Illinois v. Gates, 462 U.S. 213, 238-39 (1983).

There is disagreement among the circuits whether an IRS application for a writ of entry is subject to the probable cause standards applied to search warrants in the criminal law setting under Gates, id., or is instead subject to the less exacting probable cause standards governing administrative searches, see Marshall v. Barlow's, Inc., 436 U.S. 307, 320-21 (1978); United States v. Blanchard, 495 F.2d 1329, 1331 (1st Cir. 1974). Compare United States v. Condo, 782 F.2d 1502, 1505 (9th Cir. 1986) (applying criminal standards), with In the Matter of Carlson, 580 F.2d 1365, 1376-81 (10th Cir. 1978) (applying administrative standards). Even under the criminal standards, however, we could readily find "that the magistrate had a substantial basis for concluding that probable cause existed." Gates, supra, 462 U.S. at 238-39 (quotation and citation omitted).

The hearsay statements in Revenue Officer Mello's affidavit were not those of an unidentified informant, but of a named IRS Revenue Officer, Bruce Boyson, whose business address and telephone number are given in an attached "seizure data sheet." The magistrate judge had ample reason, therefore, for confidence in the veracity and reliability of the hearsay declarant. See United States v. McCormick, 309 F.2d 367, 372 (7th Cir. 1962), cert. denied, 372 U.S. 911 (1963) ("information ... communicated in the course of official business by [FBI] agents among themselves ... is [not] excluded by the hearsay rule ... so as to require the quashing of a search warrant issued upon the affidavit of one of the agents setting forth his reliance upon such information").

In addition, Mello's affidavit adequately sets out the basis of the hearsay information provided by Boyson. Giving the affidavit the "practical, common-sense" reading required by Gates, supra, 462 U.S. at 238, it is implicit in the affidavit that the assertions that Haggert received various required IRS assessments and notices, which Haggert neglected or refused to pay, were derived from IRS records maintained in the course of official business. Similarly, Boyson's hearsay assertion that the office fixtures and furnishings belonged to Haggert was supported by a Uniform Commercial Code filing and by Haggert's landlord. Although this would appear to be double hearsay, double hearsay is permissible in such an affidavit if adequate indicia of reliability are present. United States v. Angulo-Lopez, 791 F.2d 1394, 1397 (9th Cir. 1986). A Uniform Commercial Code filing certainly carries ample indicia of reliability. Boyson's other statements were based on personal knowledge or observation. If we had jurisdiction to consider the issue, therefore, we would have no difficulty in finding a substantial basis for the magistrate judge's determination that the affidavit was adequate to establish probable cause.

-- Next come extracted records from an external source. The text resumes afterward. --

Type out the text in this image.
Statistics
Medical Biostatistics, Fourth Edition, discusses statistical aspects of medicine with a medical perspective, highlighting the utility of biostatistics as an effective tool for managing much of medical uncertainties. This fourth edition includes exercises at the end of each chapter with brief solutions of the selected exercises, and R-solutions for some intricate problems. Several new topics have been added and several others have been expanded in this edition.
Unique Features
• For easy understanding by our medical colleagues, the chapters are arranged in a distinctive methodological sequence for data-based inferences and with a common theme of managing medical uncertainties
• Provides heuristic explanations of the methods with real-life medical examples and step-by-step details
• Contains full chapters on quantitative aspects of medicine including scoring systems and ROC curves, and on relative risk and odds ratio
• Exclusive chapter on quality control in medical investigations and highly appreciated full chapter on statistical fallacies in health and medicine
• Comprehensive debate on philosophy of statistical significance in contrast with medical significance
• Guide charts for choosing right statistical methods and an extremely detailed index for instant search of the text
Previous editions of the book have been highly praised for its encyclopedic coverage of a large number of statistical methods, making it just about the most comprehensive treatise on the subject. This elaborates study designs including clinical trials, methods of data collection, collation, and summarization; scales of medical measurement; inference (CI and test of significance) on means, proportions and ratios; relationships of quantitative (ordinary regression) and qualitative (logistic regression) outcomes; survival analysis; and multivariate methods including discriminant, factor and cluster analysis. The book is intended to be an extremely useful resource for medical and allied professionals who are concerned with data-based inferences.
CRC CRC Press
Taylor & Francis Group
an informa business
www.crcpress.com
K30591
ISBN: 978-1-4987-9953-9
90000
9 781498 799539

Haggert also argues that the affidavit was insufficient to support the writ of entry because the IRS did not submit the actual notices of deficiency and tax assessments against Haggert. The affidavit, however, stated that notices of deficiency and tax assessments had been issued to Haggert for the unpaid tax liability in question. This was adequate, as the magistrate judge found, to establish probable cause to believe that Haggert's property was subject to levy by the IRS. Actual production of the documents was not required.

Haggert's other points, as the government notes, were all well-worn tax-protestor arguments repeatedly rejected by the courts. Haggert argued that he was not a taxpayer, and owed no income tax, because his wages were not income; that he did not live within the jurisdiction of the IRS, which is limited to Washington, D.C.; that the income tax is a volunteer tax by self-assessment, and he had not chosen to volunteer; that the income tax is an excise tax; and that application of the Internal Revenue Code to tax Haggert would be unconstitutional. These arguments are meritless, indeed silly, on their face. See, e.g., Cheek v. United States, 111 S. Ct. 604, 612-13 (1991); In re Becraft, 885 F.2d 547 (9th Cir. 1989); Wilcox v. Commissioner, 848 F.2d 1007 (9th Cir. 1988); Sullivan v. United States, 788 F.2d 813, 815 (1st Cir. 1986).

The government's request for the imposition of sanctions on Haggert, who has no record of repeated frivolous filings in this court, is denied.

The judgment of the district court is affirmed.